Los trabajos de Cate Blanchett (Carol) y Rooney Mara (Thérese) son sobresalientes, y las actrices tienen la osadía necesaria para entregarse a una escena de sexo en la que el equilibrio entre el erotismo y la ternura luce perfecto, escena que además consigue conjurar cualquier fantasía masculina sobre la sexualidad lésbica. Esta película hermana de Lejos del paraíso, también de Haynes, es una exploración notable de la subjetividad femenina en un contexto histórico específico poco favorable para historias de amor de esta índole. Los encuadres son prodigiosos, el diseño de arte magnífico, y cualquier rubro elegido para evaluar a Carol estará a la altura del resto. Es que Haynes es un cineasta de una delicadeza extrema. Incluso es capaz de, literalmente, dirigir la nieve, que aquí le obedece para ser parte del encantamiento que producen los objetos, los rostros de las actrices y los colores que pueblan el mundo.

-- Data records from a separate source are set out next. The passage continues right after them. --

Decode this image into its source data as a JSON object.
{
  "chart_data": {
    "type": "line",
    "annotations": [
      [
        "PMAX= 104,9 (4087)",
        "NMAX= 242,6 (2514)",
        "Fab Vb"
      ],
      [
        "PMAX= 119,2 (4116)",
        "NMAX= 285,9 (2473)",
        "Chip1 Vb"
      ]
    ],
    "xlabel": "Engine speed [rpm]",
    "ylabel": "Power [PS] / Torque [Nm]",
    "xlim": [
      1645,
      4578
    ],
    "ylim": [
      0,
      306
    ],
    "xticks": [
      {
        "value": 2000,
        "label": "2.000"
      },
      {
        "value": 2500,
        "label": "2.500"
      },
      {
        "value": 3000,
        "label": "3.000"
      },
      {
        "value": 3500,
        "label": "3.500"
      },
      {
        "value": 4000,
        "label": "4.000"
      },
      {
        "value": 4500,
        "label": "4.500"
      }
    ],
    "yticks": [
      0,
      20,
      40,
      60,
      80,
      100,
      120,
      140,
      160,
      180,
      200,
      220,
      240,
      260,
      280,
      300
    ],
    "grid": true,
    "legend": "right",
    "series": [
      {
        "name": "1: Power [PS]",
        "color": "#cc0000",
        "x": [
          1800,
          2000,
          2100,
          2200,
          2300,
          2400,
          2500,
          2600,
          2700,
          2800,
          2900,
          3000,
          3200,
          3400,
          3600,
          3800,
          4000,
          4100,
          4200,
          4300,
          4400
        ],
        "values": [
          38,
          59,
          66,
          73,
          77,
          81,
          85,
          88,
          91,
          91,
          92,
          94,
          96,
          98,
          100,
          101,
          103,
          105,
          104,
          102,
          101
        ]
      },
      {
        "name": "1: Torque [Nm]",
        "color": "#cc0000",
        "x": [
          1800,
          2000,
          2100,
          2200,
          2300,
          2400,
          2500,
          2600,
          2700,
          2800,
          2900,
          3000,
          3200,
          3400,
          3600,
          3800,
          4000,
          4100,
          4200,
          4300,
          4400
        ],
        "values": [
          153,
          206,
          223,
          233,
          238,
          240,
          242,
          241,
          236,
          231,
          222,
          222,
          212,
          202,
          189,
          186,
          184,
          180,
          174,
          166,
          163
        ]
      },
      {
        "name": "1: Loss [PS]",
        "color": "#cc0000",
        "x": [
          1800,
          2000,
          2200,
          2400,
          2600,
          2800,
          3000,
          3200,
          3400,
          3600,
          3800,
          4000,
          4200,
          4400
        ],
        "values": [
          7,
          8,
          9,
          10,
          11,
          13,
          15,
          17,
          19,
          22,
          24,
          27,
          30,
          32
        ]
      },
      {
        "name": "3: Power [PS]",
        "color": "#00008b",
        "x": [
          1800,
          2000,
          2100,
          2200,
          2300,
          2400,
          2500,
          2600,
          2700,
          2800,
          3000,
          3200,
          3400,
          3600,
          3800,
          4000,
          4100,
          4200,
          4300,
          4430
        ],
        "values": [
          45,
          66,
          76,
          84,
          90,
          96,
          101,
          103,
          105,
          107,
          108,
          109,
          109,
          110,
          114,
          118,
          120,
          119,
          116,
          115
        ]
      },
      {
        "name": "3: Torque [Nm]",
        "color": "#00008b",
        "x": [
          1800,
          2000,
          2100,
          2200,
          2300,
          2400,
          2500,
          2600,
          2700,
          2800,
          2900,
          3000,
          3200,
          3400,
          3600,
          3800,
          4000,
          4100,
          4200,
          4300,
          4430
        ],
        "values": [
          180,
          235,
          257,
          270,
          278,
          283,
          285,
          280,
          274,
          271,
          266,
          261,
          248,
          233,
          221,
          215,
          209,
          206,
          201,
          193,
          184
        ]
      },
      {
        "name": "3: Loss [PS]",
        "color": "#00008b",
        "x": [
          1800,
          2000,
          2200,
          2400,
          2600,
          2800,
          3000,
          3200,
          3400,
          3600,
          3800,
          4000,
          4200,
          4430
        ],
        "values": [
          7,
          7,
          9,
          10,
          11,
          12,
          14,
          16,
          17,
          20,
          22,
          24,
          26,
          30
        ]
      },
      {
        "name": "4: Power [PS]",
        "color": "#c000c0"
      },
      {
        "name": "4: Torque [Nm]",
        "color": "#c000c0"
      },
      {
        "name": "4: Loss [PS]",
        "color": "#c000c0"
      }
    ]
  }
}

¿En qué está pensando Haynes cuando elige el travelling inicial para ingresar a una cena tan significativa para Carol y Thérese? ¿En qué está pensando cuando muestra la primera foto que Thérese saca de Carol a la distancia? Ver cómo se llega a esa escena, seguir la preparación perceptiva de ese momento determinante, es uno de los tantos placeres de Carol. Haynes sí piensa en lo que filma. Y si todo aquí no es perfecto, eso se explica por una única razón: los Estados Unidos de la década de 1950 son aquí fundamentalmente una reconstitución minuciosa de diseño. La época, en cierta medida, está elidida y el deseo solamente conoce su límite ante la moral de una década, cuyo conservadurismo se le concede como lugar común de una cierta forma de mirar el pasado. El film de Haynes adolece un poco, apenas un poco, de cierto solipsismo en el que lo real subyace como un caos, un fondo simbólico que basta materializar como decorado. La historia mayúscula se siente en los cuerpos y en cierta medida en las acciones de los personajes. Pero sucede que esa década en los Estados Unidos es demasiado perturbadora como para que sus marcas se resuelvan en alguna cita al paso. La indumentaria y el mobiliario son operadores débiles de referencia, signos endebles a pesar de su contundencia, de la Historia que contiene todas las historias.